After that 2 weeks complete silence on all channels. I hooked up with a girl from the internet on the 4th of january meanwhile(this broken heart guy stuff works out well ), had sex with her on the first night so i still got the game and i have sex with here ever since...but the more time i spend with her the more i realize how much i miss my girlfriend. So for two weeks i was brainstorming wtf to do now...i told pretty much everything about my feelings and about the new girl to our common girlfriend(i forgot to told you that i fuck*d this common friend of M and mine a year ago too, M knew about it), probably she told M everything, so M basicly knows that im seeing someone yet i still love her pretty badly.

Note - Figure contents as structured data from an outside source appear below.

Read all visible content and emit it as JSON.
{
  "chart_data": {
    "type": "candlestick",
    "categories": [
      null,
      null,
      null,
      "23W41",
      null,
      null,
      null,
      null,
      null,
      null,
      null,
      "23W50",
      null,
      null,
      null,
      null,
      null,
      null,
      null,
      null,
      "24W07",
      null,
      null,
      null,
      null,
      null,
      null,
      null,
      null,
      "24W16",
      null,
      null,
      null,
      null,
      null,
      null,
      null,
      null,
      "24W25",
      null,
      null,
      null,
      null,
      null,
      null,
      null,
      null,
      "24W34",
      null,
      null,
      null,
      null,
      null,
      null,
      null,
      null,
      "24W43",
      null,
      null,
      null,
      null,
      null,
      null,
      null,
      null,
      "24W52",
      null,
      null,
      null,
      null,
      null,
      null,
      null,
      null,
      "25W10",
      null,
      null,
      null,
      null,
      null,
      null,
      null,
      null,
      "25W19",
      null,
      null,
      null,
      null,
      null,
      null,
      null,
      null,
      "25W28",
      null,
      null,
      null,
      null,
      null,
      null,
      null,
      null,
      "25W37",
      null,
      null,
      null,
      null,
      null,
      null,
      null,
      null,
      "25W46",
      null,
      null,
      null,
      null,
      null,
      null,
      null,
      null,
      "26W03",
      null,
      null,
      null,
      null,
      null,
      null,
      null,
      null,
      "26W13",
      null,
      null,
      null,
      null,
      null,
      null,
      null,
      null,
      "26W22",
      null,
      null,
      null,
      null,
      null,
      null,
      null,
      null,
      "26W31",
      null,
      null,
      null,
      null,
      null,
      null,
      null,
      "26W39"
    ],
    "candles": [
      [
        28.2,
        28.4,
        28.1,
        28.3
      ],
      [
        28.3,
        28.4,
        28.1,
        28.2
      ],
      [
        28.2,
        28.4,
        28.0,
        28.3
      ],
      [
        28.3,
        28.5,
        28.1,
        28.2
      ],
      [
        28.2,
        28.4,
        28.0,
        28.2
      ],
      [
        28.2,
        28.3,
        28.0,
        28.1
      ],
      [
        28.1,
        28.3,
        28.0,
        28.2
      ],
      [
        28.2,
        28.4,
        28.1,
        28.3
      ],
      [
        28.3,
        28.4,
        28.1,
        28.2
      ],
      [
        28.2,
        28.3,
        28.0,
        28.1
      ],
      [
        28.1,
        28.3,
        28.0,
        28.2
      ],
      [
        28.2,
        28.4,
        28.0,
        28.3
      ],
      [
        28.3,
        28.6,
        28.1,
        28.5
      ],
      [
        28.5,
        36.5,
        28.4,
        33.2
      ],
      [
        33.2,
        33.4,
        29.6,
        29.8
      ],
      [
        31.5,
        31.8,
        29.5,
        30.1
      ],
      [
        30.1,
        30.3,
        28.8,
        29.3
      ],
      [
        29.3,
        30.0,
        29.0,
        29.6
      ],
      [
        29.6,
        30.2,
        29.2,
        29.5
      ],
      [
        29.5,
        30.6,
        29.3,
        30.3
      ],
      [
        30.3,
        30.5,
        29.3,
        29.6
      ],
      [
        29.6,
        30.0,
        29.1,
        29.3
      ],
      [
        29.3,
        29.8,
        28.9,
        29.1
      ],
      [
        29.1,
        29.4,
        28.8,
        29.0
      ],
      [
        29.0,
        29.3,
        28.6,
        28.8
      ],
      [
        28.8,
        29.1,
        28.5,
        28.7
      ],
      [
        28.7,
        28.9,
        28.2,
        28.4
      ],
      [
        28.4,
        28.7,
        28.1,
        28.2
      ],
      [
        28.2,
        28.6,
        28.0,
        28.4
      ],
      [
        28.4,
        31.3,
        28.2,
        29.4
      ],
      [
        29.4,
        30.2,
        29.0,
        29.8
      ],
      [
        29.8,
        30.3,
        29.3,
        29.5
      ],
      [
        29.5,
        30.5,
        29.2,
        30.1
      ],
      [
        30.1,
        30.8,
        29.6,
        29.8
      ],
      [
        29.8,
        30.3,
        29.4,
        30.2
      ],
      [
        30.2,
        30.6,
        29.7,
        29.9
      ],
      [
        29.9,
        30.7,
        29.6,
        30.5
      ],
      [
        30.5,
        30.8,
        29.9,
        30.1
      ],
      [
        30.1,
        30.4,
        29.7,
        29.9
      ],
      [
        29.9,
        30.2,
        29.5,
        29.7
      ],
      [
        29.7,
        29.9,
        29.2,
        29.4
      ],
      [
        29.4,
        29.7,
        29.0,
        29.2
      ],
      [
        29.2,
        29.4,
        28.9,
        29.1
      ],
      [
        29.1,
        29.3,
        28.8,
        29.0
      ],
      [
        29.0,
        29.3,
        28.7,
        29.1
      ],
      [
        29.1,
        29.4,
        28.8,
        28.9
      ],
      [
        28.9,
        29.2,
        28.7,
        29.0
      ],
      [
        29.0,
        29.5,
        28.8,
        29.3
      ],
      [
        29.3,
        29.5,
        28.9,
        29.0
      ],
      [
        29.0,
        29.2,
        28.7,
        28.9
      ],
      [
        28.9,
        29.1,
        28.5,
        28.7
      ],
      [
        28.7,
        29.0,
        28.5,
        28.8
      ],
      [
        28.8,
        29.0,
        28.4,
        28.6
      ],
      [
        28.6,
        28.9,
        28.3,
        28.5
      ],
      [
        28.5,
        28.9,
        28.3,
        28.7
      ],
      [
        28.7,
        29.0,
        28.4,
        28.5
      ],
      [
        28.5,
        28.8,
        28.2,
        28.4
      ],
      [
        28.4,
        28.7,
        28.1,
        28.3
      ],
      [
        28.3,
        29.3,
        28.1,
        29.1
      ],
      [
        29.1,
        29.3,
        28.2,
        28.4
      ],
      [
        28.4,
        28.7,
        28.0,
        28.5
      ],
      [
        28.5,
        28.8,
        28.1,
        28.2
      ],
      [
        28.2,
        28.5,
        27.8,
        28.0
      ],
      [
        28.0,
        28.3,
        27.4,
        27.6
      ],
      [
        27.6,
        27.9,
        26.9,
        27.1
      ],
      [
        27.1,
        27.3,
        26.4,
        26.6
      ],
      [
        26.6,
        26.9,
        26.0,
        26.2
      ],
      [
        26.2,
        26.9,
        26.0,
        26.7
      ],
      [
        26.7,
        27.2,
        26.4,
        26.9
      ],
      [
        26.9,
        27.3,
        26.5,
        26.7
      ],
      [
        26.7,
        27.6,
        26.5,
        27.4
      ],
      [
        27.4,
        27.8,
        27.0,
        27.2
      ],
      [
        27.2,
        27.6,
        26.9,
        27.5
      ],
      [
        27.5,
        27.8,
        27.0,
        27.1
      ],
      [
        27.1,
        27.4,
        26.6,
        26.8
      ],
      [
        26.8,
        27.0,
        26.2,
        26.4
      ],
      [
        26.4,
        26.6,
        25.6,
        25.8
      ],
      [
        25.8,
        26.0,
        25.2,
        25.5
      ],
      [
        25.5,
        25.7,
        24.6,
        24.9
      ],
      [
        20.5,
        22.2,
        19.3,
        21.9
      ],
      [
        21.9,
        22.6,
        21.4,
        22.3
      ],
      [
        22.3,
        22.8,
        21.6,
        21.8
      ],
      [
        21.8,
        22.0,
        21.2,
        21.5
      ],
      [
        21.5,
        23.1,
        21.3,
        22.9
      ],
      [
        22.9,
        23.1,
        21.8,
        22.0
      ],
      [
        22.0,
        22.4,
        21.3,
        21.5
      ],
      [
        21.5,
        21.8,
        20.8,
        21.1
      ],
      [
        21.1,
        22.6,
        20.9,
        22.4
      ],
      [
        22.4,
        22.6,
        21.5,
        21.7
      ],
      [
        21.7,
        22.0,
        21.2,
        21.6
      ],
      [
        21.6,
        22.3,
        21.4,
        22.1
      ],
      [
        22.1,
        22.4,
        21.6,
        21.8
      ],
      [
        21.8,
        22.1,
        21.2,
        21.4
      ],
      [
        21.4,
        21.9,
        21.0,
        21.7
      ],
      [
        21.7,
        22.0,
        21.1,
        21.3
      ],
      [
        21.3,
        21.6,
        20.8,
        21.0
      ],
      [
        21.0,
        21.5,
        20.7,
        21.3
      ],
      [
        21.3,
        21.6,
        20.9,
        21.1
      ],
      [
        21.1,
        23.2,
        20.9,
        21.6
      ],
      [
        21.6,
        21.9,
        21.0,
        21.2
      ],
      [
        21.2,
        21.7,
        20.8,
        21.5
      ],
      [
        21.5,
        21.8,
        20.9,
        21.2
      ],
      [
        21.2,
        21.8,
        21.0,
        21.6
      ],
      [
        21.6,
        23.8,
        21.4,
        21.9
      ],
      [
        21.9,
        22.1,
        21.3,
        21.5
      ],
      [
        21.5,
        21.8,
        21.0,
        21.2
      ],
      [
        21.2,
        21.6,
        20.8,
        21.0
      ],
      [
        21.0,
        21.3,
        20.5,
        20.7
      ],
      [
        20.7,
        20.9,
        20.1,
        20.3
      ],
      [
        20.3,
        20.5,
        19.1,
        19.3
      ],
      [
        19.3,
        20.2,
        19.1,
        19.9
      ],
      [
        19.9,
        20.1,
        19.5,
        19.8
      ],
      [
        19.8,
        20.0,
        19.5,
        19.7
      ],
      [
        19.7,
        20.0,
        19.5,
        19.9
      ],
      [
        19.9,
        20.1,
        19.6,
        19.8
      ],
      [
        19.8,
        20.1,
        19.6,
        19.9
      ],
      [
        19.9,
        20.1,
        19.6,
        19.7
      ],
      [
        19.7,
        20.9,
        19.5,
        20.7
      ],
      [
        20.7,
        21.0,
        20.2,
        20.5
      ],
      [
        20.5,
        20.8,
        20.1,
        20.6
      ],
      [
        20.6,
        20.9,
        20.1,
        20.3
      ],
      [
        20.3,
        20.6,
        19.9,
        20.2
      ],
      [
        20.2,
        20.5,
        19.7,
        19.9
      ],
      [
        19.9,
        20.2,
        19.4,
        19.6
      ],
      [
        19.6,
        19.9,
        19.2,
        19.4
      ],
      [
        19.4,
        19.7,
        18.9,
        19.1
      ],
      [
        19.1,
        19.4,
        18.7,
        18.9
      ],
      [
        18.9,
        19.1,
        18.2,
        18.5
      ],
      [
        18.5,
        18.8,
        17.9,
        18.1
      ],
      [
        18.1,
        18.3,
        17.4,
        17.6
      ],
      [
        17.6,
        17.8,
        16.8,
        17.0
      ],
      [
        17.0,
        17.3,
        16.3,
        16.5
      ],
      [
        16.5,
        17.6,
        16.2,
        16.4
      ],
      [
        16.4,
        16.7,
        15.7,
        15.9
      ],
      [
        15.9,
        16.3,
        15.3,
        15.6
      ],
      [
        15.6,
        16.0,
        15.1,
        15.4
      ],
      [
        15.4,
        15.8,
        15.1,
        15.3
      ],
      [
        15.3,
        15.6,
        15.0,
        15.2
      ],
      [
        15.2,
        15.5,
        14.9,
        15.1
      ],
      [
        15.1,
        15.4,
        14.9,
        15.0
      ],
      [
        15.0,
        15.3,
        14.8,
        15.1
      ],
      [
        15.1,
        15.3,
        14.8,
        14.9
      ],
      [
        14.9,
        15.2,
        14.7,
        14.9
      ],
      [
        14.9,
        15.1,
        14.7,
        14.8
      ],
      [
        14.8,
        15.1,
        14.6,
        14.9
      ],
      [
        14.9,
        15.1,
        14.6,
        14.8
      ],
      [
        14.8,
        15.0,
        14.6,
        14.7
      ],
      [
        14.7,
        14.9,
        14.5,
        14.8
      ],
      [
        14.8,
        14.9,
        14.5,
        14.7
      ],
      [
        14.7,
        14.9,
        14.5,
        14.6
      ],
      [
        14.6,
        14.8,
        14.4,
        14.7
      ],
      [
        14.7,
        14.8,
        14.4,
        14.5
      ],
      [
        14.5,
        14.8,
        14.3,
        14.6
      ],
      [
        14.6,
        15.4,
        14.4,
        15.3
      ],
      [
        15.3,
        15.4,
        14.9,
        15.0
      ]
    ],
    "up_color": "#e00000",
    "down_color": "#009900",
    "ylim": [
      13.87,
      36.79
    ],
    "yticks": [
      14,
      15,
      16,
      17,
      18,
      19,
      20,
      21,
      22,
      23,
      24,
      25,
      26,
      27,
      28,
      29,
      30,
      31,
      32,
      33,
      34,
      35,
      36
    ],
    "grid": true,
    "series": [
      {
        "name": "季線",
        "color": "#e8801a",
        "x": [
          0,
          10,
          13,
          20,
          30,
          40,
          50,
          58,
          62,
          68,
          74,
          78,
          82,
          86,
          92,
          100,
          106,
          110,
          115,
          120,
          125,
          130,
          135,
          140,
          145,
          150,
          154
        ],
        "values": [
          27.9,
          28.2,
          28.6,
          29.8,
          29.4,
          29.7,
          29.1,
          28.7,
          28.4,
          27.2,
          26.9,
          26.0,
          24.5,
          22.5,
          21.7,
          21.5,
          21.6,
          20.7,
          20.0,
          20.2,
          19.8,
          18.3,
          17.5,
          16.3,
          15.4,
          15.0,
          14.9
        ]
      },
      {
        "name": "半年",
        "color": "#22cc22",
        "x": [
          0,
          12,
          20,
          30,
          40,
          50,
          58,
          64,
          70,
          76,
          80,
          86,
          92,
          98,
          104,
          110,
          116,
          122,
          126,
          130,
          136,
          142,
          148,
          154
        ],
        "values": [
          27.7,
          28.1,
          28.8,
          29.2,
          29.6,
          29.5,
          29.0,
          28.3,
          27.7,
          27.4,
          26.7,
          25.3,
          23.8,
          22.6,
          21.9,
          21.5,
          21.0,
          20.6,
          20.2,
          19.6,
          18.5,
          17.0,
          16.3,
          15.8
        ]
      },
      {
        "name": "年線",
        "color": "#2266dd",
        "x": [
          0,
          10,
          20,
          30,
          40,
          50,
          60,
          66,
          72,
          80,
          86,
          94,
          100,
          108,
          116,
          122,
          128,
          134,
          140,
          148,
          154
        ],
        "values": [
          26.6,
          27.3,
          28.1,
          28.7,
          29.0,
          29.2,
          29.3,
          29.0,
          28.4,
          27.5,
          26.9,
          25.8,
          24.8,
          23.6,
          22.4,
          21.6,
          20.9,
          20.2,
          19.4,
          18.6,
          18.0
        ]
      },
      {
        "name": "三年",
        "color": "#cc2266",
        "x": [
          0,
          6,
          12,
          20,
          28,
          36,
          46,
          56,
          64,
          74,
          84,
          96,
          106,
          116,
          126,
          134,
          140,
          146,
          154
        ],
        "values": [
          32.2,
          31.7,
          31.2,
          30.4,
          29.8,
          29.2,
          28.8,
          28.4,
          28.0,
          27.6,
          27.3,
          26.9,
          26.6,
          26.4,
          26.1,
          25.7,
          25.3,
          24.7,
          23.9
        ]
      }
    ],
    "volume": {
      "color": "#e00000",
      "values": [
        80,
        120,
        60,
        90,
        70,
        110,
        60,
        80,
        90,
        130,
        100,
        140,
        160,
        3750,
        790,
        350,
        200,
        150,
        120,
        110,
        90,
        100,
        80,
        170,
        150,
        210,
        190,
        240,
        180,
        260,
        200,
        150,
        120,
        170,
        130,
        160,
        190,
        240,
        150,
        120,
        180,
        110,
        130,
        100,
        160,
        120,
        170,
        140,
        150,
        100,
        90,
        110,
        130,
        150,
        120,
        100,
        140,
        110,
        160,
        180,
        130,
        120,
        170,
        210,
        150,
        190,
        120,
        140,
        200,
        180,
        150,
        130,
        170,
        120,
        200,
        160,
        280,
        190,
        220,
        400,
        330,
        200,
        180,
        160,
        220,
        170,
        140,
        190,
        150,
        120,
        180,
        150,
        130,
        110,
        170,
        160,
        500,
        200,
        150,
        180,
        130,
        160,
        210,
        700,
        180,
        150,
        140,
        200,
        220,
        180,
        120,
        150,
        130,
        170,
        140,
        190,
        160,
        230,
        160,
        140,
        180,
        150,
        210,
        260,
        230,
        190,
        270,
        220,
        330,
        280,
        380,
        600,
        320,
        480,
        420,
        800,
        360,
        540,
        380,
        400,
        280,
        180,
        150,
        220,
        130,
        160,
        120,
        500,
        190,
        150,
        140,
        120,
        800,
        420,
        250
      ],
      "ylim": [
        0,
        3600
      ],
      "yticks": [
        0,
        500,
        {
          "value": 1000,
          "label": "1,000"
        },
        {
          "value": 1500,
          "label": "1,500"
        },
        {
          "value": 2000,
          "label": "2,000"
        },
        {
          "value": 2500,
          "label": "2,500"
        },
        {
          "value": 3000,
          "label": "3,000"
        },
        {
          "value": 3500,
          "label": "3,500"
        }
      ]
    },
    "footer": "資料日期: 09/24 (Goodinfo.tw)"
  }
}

In the meantime two weeks ago she blocked me on FB but only on chat, funny since we havent talked in 3 weeks tho...in response a few days later i deleted her, yeah i know im a little girl.
Oh the icing on the cake, after that, last saturday i sent her a text message (:/) something about "no matter how much an ass you are sometimes and that you ran away with that dude who probably dumped u already and no matter if i woke up today next to the 2nd or the 20th girl in the future after you, ill always miss your smell" This needy stuff reminding her all the wrong between us.
But...this thursday and friday she popped up in a part time position at my department in work. So we saw eachother in the past days and we will see in the next two. I havent done anything other than saying hi to her.
BUT she sticks around 1,5 hours after her shift ends to wait for a lift to get her home where she could go home in appr 40 minutes by herself....and ofcourse my work time is still on meanwhile and im there for her to see me.
BTW During our relationship i wasnt needy, or jealous at all...i just havent stepped up enough times, havent tried to meet her more when she was available, havent tried to make our dates more intresting, i also havent tried to be special in bed after a while. I took her for granted. Too much. But shes got a lot of heart and i never been bored next to her, she is strong and independent, so i want her back. Also i want that guy for her she screwed her on our first date, the guy she "begged" to be her boyfriend.
Ummm okay it ended up as a pretty fuck*ng long read so i dont blame you if you dont read. it. At least i practiced my english.